La vieillesse commence lorsque les regrets l’emportent sur les rêves.

Publicitaire n’est donc pas un métier en voie de perdition ?

Pas du tout ! Même s’il y aura un écrêtement qui servira les petites agences créatives de talent et les grands groupes qui prendront la bonne direction. Comme toujours, ce seront les agences moyennes qui souffriront.

Quel est aujourd’hui, selon vous, le plus grand défi des agences de pub ?

La créativité ! C’est aussi l’ouverture permanente à la nouveauté. Il ne faut pas laisser le monopole de la modernité aux Gafa. Le défi, c’est de continuer à être le seul métier du monde qui veut un monde meilleur. C’est aussi travailler ensemble pour cultiver l’esprit de famille.

Donc la pub ne doit pas fondamentalement se réinventer ?

Non. Il faut qu’elle cultive ses valeurs de racines, mais qu’elle les plonge dans le futur. Mon concept, cela a toujours été les racines du futur. On me dit parfois que je suis passéiste, mais je ne le suis pas. Je n’ai de nostalgie que du futur. Le futur doit se nourrir des racines, sinon nous perdons notre raison d’être.

Pensez-vous que l’on se dirige malgré tout vers un monde hyper-connecté avec des publicités ultra-ciblées dans les magasins, comme dans le film ” Minority Report ” de Steven Spielberg, censé se passer en 2053 ?

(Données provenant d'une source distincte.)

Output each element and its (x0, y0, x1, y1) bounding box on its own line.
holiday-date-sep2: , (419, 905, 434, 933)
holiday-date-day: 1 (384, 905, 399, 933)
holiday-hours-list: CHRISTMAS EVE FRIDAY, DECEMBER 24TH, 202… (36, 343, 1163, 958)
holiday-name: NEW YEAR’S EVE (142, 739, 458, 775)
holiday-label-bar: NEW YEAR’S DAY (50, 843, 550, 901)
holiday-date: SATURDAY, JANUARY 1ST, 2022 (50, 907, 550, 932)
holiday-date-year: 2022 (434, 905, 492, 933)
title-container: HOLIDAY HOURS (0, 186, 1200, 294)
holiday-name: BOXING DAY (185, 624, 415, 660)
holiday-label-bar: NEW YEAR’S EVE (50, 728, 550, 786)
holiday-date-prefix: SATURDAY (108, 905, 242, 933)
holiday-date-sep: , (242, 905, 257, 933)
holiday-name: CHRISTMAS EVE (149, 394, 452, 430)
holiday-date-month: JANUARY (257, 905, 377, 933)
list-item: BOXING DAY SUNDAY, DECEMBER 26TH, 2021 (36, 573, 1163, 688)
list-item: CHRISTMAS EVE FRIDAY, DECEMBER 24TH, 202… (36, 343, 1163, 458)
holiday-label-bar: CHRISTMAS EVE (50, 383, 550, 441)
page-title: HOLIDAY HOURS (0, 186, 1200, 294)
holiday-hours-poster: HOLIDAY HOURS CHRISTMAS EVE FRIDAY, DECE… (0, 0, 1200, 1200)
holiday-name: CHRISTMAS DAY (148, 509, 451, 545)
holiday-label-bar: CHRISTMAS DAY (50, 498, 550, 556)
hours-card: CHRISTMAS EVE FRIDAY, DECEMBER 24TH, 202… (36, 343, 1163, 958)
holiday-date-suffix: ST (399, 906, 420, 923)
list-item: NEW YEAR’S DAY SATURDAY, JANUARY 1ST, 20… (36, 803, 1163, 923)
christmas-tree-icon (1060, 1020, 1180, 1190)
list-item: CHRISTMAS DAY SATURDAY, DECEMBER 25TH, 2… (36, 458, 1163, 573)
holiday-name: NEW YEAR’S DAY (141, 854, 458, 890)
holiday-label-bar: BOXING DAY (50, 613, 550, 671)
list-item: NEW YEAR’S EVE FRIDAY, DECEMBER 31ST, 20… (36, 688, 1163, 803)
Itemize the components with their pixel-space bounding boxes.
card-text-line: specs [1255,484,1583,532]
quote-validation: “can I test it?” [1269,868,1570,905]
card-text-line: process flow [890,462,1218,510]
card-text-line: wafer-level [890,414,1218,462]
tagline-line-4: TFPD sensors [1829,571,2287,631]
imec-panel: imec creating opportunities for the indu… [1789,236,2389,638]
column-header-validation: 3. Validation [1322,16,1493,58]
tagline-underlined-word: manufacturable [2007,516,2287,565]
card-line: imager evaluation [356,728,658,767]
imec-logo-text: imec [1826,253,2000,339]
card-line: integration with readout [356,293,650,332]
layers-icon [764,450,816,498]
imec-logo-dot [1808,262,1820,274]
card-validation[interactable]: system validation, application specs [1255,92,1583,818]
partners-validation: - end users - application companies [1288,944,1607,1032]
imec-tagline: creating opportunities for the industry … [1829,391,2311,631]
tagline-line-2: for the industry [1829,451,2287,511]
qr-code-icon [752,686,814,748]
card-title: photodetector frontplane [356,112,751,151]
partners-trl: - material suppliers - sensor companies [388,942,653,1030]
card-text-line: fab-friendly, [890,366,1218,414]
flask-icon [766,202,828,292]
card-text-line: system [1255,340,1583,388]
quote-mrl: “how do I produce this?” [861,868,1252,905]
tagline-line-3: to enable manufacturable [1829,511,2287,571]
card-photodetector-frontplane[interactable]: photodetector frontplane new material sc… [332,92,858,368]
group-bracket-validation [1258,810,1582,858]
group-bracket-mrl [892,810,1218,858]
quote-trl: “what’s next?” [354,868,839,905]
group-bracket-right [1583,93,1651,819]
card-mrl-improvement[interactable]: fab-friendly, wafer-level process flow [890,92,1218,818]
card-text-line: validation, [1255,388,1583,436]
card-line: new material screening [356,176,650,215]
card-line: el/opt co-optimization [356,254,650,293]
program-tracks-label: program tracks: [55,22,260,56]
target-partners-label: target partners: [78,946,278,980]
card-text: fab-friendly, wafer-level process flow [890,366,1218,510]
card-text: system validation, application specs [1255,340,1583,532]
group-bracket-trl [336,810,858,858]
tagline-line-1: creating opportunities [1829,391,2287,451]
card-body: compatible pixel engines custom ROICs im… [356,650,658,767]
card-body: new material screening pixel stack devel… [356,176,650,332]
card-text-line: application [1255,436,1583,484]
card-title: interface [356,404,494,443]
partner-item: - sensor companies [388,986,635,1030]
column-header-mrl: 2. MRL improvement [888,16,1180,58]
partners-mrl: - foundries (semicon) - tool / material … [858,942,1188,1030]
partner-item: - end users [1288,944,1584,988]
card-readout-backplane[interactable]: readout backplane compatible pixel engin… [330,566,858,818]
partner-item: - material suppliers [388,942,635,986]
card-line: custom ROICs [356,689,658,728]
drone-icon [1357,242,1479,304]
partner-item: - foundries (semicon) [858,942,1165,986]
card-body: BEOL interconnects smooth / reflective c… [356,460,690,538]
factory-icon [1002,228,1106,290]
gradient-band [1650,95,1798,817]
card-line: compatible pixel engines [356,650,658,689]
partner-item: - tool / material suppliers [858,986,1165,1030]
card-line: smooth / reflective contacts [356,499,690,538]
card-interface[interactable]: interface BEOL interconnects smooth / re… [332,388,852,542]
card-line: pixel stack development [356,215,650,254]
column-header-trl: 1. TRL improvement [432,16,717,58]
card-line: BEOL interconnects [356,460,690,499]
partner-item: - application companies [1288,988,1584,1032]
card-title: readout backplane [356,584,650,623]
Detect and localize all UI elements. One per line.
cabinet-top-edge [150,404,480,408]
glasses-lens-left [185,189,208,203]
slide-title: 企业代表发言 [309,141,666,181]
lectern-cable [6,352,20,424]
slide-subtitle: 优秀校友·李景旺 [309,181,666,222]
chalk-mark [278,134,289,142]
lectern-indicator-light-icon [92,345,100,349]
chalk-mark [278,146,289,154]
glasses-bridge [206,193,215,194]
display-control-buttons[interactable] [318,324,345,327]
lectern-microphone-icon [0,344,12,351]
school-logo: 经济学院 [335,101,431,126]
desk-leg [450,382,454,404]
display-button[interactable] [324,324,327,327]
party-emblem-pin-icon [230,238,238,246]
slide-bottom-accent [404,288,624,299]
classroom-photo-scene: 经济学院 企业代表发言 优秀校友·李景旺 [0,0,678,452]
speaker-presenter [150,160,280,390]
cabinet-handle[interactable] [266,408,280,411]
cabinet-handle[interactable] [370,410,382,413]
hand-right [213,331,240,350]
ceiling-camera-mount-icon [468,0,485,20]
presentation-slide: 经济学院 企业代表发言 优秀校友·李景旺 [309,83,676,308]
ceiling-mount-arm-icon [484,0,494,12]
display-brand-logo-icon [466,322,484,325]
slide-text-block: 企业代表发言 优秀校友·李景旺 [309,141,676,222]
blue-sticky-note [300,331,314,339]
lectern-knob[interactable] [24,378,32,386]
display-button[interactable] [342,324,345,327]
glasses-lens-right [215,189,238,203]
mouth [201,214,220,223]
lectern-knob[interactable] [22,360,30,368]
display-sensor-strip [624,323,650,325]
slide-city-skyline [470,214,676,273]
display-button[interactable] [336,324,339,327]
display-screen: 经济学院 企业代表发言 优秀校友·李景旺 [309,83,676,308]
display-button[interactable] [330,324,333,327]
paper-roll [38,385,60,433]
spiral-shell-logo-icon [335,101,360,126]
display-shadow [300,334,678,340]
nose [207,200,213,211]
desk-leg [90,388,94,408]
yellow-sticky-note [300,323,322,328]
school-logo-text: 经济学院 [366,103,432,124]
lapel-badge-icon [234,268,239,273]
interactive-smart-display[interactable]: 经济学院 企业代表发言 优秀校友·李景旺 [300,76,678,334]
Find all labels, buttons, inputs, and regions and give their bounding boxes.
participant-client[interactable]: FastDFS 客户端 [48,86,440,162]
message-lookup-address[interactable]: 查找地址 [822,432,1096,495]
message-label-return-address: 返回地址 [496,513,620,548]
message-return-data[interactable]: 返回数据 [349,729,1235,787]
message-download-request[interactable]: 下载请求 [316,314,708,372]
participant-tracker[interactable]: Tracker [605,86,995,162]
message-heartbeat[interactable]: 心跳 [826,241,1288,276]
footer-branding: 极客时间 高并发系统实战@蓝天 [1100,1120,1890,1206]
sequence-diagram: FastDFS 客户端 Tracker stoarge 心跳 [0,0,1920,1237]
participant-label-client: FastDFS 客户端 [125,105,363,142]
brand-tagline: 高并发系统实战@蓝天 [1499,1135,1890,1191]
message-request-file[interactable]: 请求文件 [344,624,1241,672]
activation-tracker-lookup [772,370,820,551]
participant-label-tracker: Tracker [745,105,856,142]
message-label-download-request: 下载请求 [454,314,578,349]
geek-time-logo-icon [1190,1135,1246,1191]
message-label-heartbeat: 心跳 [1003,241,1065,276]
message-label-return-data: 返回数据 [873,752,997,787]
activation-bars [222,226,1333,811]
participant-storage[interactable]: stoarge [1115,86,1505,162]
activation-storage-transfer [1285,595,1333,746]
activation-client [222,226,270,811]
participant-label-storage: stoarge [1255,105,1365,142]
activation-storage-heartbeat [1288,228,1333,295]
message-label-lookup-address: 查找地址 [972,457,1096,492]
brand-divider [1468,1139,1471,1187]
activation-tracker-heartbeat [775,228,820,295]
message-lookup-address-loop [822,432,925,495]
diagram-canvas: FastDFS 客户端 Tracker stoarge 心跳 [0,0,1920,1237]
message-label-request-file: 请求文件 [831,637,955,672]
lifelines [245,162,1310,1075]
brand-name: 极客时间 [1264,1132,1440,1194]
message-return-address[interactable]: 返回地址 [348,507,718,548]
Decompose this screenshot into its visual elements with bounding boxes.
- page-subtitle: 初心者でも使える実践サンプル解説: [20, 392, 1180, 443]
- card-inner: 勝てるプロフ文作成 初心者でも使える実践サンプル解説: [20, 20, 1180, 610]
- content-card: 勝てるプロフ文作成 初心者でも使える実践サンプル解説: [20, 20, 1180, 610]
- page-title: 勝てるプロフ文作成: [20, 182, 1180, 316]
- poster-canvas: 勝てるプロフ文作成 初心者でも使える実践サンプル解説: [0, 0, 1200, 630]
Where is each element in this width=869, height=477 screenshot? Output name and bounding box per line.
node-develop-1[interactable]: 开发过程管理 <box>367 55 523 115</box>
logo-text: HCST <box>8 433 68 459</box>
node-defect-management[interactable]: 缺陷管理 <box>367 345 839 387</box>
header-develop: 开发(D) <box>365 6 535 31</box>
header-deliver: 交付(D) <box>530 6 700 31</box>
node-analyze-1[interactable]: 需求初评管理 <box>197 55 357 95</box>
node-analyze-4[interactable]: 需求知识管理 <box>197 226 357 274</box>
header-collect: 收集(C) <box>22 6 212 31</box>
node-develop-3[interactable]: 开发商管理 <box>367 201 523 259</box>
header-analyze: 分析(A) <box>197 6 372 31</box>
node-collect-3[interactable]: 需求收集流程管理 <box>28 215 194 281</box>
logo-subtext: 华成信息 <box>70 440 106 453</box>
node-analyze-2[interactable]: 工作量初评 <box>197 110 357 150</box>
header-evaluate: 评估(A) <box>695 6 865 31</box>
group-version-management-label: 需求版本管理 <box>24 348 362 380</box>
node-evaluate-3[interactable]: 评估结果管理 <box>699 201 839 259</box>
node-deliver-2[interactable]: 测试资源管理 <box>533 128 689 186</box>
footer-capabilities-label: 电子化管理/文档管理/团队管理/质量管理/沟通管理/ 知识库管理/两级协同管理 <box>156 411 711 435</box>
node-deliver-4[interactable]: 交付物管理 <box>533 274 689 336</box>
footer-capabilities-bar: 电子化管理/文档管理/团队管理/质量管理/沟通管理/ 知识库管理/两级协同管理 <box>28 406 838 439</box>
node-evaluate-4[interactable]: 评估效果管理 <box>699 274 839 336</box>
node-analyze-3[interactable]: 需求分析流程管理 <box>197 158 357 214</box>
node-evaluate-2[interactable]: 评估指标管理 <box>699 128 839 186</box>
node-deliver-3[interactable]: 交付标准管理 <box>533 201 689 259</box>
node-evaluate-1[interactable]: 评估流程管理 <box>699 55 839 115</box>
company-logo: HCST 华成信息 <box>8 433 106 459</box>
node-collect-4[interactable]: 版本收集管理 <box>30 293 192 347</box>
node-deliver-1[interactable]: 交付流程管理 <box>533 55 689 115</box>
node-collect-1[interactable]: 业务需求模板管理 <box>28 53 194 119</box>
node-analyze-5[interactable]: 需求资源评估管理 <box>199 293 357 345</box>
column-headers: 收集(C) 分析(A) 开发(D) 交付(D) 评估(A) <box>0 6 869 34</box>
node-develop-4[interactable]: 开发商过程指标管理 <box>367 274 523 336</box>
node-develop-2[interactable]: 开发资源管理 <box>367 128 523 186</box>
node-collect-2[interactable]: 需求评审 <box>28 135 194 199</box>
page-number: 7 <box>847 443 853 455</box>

Ce n’est pas de la science-fiction. Cela se fera sans doute, mais toujours avec la magie du créatif que n’a pas la machine. Je pense que cela va améliorer le rapport à la consommation, mais cela va détruire la grande distribution qui, aujourd’hui, est déjà à genoux. Je ne crois plus aux hypermarchés tels qu’on les voit actuellement. Ils vont être obligés de devenir des centres commerciaux à l’américaine, des malls festifs où il se passera autre chose que la consommation, où il y a aura du service, avec une livraison gratuite qui s’effectuera peut-être même avant que vous reveniez chez vous. C’est pourquoi les acteurs de la grande distribution sont obligés de se lancer aujourd’hui dans une réforme terrible. Jusqu’à présent, leur seule valeur était le prix. Ils se sont trompé de combat. Comme toujours, ce n’est pas le prix qui compte, c’est le coeur. Ils doivent rendre la vie meilleure.

D’autant plus que les Gafa sont également présents sur ce terrain-là : Amazon a ouvert son premier supermarché sans caissière cette année et il compte ouvrir 3.000 magasins de ce genre d’ici 2021…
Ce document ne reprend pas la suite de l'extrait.